For most utility arborists and other tree-care professionals, working long hours outdoors comes with the job. But during the winter, below-freezing temperatures and high wind chill can create dangerous working conditions. From frostbite to hypothermia, there are a variety of health-related risks associated with overexposure to the cold, which is why tree businesses should take every precaution to keep their workers safe. Of course, combating cold stress is also essential for staying compliant with the Occupational Safety and Health Act, which requires businesses to “provide their employees with a workplace free from recognized hazards,” including weather-related threats.
How Cold Is Too Cold?
Depending on where your business is located, the definition of “extreme cold” can vary drastically. Tree professionals who work in the southern U.S. may not be used to working in near-freezing temperatures, while arborists in New England are likely familiar with harsh winter conditions. Ultimately, a right-of-way worksite is “too cold” when workers struggle to retain body heat or are exposed to persistent wind chill.
According to the Centers for Disease Control and Prevention, cold environments force the body to work hard to maintain its internal temperature, which can lead to injuries, illnesses and even death. In fact, the CDC found that approximately 1,300 deaths per year are caused by exposure to extreme cold. While most tree trimming worksites have safety programs and policies aimed at preventing these types of on-the-job accidents, cold stress can quickly turn into a serious case of hypothermia or cause lasting damage to muscle tissue unless properly treated.
What Are the Risk Factors for Cold Stress?
Beyond the environmental conditions, cold stress can be exacerbated by wet or damp clothes, exposed skin and a lack of winter-graded gear. Additionally, workers with pre-existing conditions and certain chronic illnesses are often at a higher risk, according to OSHA, such as hypertension, hypothyroidism and diabetes. With that in mind, understanding your employees’ specific health challenges is crucial for developing an effective cold-weather safety plan for tree professionals.
Combating Cold Stress With Proactive Safety Policies
Alongside general safety policies, the National Institute for Occupational Safety and Health recommends that employers implement a cold-related illness and injury prevention program.

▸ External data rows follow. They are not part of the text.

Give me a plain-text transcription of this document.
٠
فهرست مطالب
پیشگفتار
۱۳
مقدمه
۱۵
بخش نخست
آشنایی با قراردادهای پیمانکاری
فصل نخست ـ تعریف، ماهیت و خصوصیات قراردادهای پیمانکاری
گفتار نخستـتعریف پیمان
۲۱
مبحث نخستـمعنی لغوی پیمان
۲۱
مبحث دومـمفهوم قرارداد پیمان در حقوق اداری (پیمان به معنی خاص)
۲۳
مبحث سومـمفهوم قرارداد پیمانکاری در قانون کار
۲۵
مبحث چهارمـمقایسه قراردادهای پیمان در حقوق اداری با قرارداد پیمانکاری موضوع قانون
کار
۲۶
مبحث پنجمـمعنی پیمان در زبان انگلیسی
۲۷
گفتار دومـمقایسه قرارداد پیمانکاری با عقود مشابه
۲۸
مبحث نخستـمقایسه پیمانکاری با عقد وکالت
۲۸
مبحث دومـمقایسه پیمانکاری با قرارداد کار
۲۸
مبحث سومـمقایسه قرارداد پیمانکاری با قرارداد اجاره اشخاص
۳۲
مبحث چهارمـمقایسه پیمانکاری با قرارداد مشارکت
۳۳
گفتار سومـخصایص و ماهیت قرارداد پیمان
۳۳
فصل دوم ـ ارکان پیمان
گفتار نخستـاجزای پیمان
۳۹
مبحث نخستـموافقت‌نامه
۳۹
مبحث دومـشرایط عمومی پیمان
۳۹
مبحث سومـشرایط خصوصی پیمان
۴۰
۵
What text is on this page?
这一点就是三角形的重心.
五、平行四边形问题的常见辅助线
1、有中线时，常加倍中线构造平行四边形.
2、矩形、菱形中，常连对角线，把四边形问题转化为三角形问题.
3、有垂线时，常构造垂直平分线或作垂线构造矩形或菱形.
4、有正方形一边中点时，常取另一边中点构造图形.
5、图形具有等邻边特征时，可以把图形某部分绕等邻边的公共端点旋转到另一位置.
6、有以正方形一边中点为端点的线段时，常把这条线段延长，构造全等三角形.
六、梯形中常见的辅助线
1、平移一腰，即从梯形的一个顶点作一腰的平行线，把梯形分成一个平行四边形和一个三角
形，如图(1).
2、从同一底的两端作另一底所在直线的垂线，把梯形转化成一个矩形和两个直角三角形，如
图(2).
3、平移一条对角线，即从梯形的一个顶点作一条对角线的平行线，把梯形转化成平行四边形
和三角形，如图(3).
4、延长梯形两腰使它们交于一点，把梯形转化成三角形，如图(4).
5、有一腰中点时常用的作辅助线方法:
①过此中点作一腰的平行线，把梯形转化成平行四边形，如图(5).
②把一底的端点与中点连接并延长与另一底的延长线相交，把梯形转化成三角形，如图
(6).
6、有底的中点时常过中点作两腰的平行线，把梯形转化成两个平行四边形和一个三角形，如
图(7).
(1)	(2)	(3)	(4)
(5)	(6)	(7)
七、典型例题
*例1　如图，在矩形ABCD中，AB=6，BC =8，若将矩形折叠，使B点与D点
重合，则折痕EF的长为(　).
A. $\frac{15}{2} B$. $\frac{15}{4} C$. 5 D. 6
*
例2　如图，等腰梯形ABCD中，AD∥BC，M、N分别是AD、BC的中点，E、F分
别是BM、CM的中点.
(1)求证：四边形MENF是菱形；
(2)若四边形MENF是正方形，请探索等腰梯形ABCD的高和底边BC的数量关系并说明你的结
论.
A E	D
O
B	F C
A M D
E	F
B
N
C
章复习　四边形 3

Having a clear response plan is essential to catching these types of injuries early, so it’s important to streamline the reporting process and foster a culture of collaboration. All utility arborists should also be trained on first aid to ensure injured workers can be stabilized while waiting for medical assistance. To help businesses get started, the NIOS outlined several steps every employer should take to protect workers from overexposure to the cold:
Offer Hands-On Safety Training
Prevention is the best approach to combating cold-related illnesses and injuries, which is why every supervisor, manager and tree professional should be trained to recognize and treat cold stress, hypothermia and frostbite. Training materials should be written in a language and vocabulary that workers understand, especially if you have bilingual employees. One way to make this information accessible to your workers is to compile all resources, policies, roles and responsibilities into a thorough safety document that can be handed out to new hires.
Establish a Work/Rest Schedule
While it can be difficult to control your workers’ exposure to cold weather, it’s important to reduce the time they spend in hazardous conditions whenever possible. The NIOSH suggests using relief workers or a rotating schedule to ensure your employees can warm up when needed. It’s also helpful to provide workers with warm areas where they can change out of wet clothes. Supervisors should closely monitor at-risk employees as they go about their work and implement a buddy system as an added layer of protection during tree trimming.
Provide Appropriate Cold-Weather Gear
In addition to making operational changes, employers should also provide workers with appropriate cold-weather gear, including hats, gloves and boots. For particularly windy worksites, offering wind-protective clothing can help insulate employees from harsh environmental conditions. Additionally, all first aid kits should include chemical heat packs and a medical thermometer in case of emergencies.
Combating cold stress requires a concerted effort on the part of both the employer and employees, which is why establishing an open line of communication is paramount. This is especially true for utility arborists who spend hours performing right-of-way-work in remote locations.